Partitioning an NVMe Drive?

Associate
Joined
22 Jan 2006
Posts
1,456
Location
London
Going back a long way I've always partitioned my hard drives mostly to keep the OS and things like office (/program files) in one place and then games on the D:/ and Media or the E:/

I think it was my old man telling me it was easier to locate certain files back when you needed to remember where you put something.

I now have a 1TB NVMe drive (first one in a new build) and I was wondering, do people still partition drives or does everything just go on the C: drive?


Are there any pros and cons to doing it these days?
 
The reason it was typically done was so that you could reinstall the OS and not have to worry user folders getting wiped.

Yeah windows 98-ME was savage with that until XP.

I vaugely remember it also kept your OS files closer to the centre of the of the disc for fast read/writes but that might be completly false and I've remembered something from yesteryear wrong. (Mechanical HDDs of course)

Still makes sense to patrician your drives if you want to keep certain data seperate from windows, etc.

Even more so if you only have 1 drive.

I am assuming that with SSDs/NVMe drives you don't want your OS partition to be too small to run the risk of excessive wear?


1000GB is 840GB

so 150-200GB for Windows, office, etc then the rest for games. Can always get another NVMe but cheaper should I need for less taxing games.
 
Yeah windows 98-ME was savage with that until XP.

I vaugely remember it also kept your OS files closer to the centre of the of the disc for fast read/writes but that might be completly false and I've remembered something from yesteryear wrong. (Mechanical HDDs of course)



I am assuming that with SSDs/NVMe drives you don't want your OS partition to be too small to run the risk of excessive wear?


1000GB is 840GB

so 150-200GB for Windows, office, etc then the rest for games. Can always get another NVMe but cheaper should I need for less taxing games.
250gb would be about right but never really worried about excessive wear.
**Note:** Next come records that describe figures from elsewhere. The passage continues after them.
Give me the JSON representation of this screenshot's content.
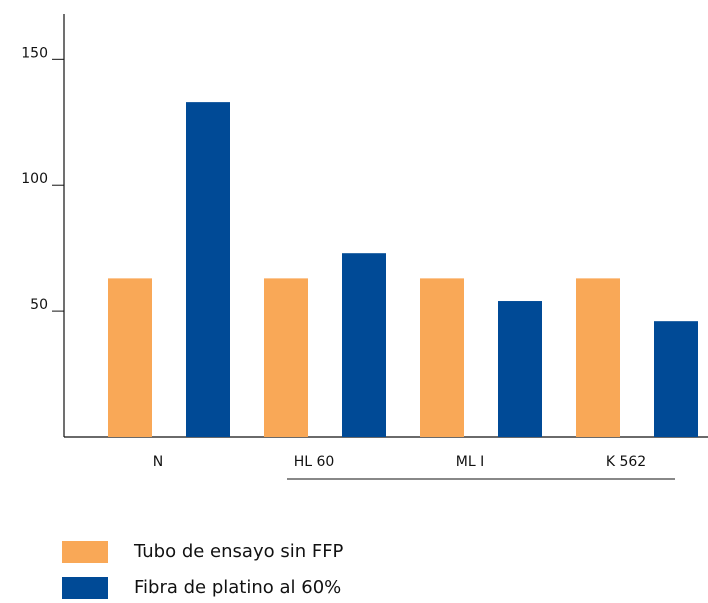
{
  "chart_data": {
    "type": "bar",
    "categories": [
      "N",
      "HL 60",
      "ML I",
      "K 562"
    ],
    "series": [
      {
        "name": "Tubo de ensayo sin FFP",
        "color": "#f9a857",
        "values": [
          63,
          63,
          63,
          63
        ]
      },
      {
        "name": "Fibra de platino al 60%",
        "color": "#004a96",
        "values": [
          133,
          73,
          54,
          46
        ]
      }
    ],
    "ylim": [
      0,
      168
    ],
    "yticks": [
      50,
      100,
      150
    ]
  }
}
Should get another drive anyway for imoprtant data or cloud backup .
 
I've never really gone overboard partitioning drives. I keep the OS and programs on my NVME (C:) and everything else, such as downloads, documents, etc, on the hard drive (D:). One of the first things I do when reinstalling Windows is to change the location of My Documents, etc, to D:.
 
The main benefit nowadays is if you only have a single 1TB NVME, you might want a smaller OS/apps partition - leaving the rest for games media documents etc.

This way if you have any OS issues, or want to reinstall, you can just reinstall over the C:\ and all you have to worry about is your OS and re-installing your programs.

Then you've still retained your games media docs on the D:\ partition and can re-point the OS documents photos folders etc to the D:\ folders once again.

That said, if you have any important media I'd recommend a cloud backup such as Dropbox, One Drive or pCloud is my personal favourite and have used for many years without a hitch.
 
I am assuming that with SSDs/NVMe drives you don't want your OS partition to be too small to run the risk of excessive wear?
Internal operating logic of SSDs doesn't care about file system level borders when it does wear leveling.



You may as well just create a D and E folder in the root of C.
Which will go the way of dodo if you have to nuke OS for clean reinstall.
Making other partition show as folder under C would be far better strategy.